For truly affordable health care, embrace single-payer

By John M. Rice
Pittsburgh Post-Gazette, Letters, Jan. 11, 2017

Two recent articles, “House Republicans Work to Dismantle ACA” (Jan. 5) and “Uncertainty Over the Future of Obamacare May Drive Insurers Away” (Jan. 3), have generated responses from people rightfully concerned about what the future holds for their prospects of getting or keeping “affordable” health care.

Concerns aren’t only with those covered by the ACA. Others like myself who have employer-provided health insurance are also facing uncertainties about their health insurance with increases in premiums outpacing earnings and inflation and deductibles rising faster than premiums (from JAMA).

Fortunately, there is a solution for everyone that is already supported by 58 percent of Americans: Move to a single-payer plan. Rep. John Conyers’ bill — HR 676, Expanded and Improved Medicare for All — can get the U.S. on par with most other industrialized nations and provide health care to all citizens regardless of their employment, income or status of their health.

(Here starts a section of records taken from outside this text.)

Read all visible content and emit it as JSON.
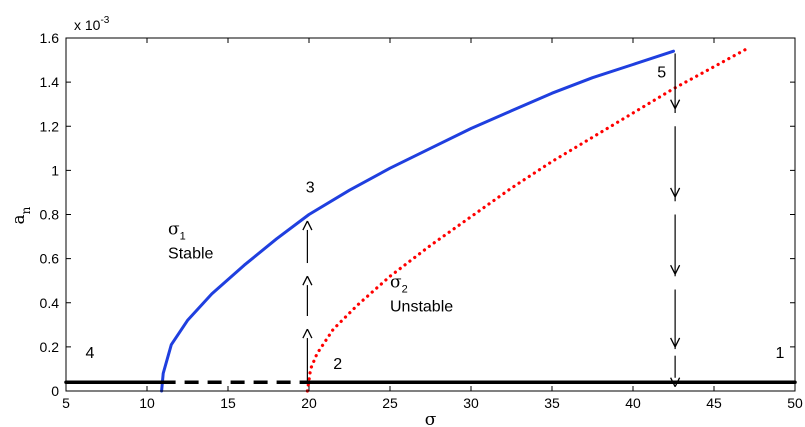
{
  "chart_data": {
    "type": "line",
    "xlabel": "σ",
    "ylabel_base": "a",
    "ylabel_sub": "n",
    "y_multiplier_base": "x 10",
    "y_multiplier_exp": "-3",
    "xlim": [
      5,
      50
    ],
    "ylim": [
      0,
      1.6
    ],
    "xticks": [
      "5",
      "10",
      "15",
      "20",
      "25",
      "30",
      "35",
      "40",
      "45",
      "50"
    ],
    "yticks": [
      "0",
      "0.2",
      "0.4",
      "0.6",
      "0.8",
      "1",
      "1.2",
      "1.4",
      "1.6"
    ],
    "grid": false,
    "colors": {
      "stable": "#1f3fdf",
      "unstable": "#ff0000",
      "trivial": "#000000",
      "arrows": "#000000"
    },
    "series": [
      {
        "style": "solid",
        "color": "#1f3fdf",
        "x": [
          10.9,
          11.0,
          11.5,
          12.5,
          14,
          16,
          18,
          20,
          22.5,
          25,
          27.5,
          30,
          32.5,
          35,
          37.5,
          40,
          42.5
        ],
        "values": [
          0.0,
          0.08,
          0.21,
          0.32,
          0.44,
          0.57,
          0.69,
          0.8,
          0.91,
          1.01,
          1.1,
          1.19,
          1.27,
          1.35,
          1.42,
          1.48,
          1.54
        ]
      },
      {
        "style": "dotted",
        "color": "#ff0000",
        "x": [
          19.9,
          20.1,
          20.5,
          21.5,
          23,
          25,
          27.5,
          30,
          32.5,
          35,
          37.5,
          40,
          42.5,
          45,
          47
        ],
        "values": [
          0.0,
          0.1,
          0.17,
          0.28,
          0.39,
          0.52,
          0.66,
          0.79,
          0.92,
          1.04,
          1.15,
          1.26,
          1.37,
          1.47,
          1.55
        ]
      },
      {
        "style": "solid",
        "color": "#000000",
        "x": [
          5,
          10.9
        ],
        "values": [
          0.04,
          0.04
        ]
      },
      {
        "style": "dashed",
        "color": "#000000",
        "x": [
          10.9,
          19.9
        ],
        "values": [
          0.04,
          0.04
        ]
      },
      {
        "style": "solid",
        "color": "#000000",
        "x": [
          19.9,
          50
        ],
        "values": [
          0.04,
          0.04
        ]
      }
    ],
    "jump_up": {
      "x": 19.9,
      "from": 0.04,
      "to": 0.84,
      "arrowheads_at": [
        0.26,
        0.5,
        0.75
      ]
    },
    "jump_down": {
      "x": 42.6,
      "from": 1.54,
      "to": 0.04,
      "arrowheads_at": [
        1.3,
        0.9,
        0.55,
        0.22,
        0.04
      ]
    },
    "annotations": [
      {
        "text": "4",
        "x": 6.2,
        "y": 0.15
      },
      {
        "text": "2",
        "x": 21.5,
        "y": 0.1
      },
      {
        "text": "1",
        "x": 48.8,
        "y": 0.15
      },
      {
        "text": "3",
        "x": 19.8,
        "y": 0.9
      },
      {
        "text": "5",
        "x": 41.5,
        "y": 1.42
      },
      {
        "text": "Stable",
        "x": 11.3,
        "y": 0.6
      },
      {
        "text": "Unstable",
        "x": 25.0,
        "y": 0.36
      }
    ],
    "sigma_labels": [
      {
        "symbol": "σ",
        "sub": "1",
        "x": 11.3,
        "y": 0.71
      },
      {
        "symbol": "σ",
        "sub": "2",
        "x": 25.0,
        "y": 0.47
      }
    ]
  }
}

One can easily Google and read the complete text of HR 676. At only 30 pages, the benefits are easily understood. Every American would be covered; no one would be excluded. This creates the largest and most efficient risk pool by spreading the costs for care over the entire population. All medically necessary care would be funded through the single payer, including doctor visits, hospital care, prescriptions, mental health services, nursing home care, rehab, home care, eye care and dental care. There would be no fees for any service at the point of delivery. No surprise medical bills, no co-pays, co-insurance or deductibles. Funding would come from the 60 percent of health care costs that are currently publicly funded, payroll taxes on employers and income taxes on individuals. Most people’s taxes would be lower than what they currently pay for health insurance. Administrative costs present in our fragmented system would be reduced for physician offices, hospitals and businesses providing health insurance coverage to their employees.

It wouldn’t take long to read the bill and a lot of other information on how single payer would work (see the Physicians for a National Health Program,, and the Western Pennsylvania Coalition for Single-Payer Healthcare, Decide for yourself if it makes sense. If that is the case, contact your congressman and let him know how you feel. We’re about to take a step backward when we can, and should, do better.

The writer is a filmmaker at work on a film in support of single-payer healthcare. He resides in Mt. Lebanon.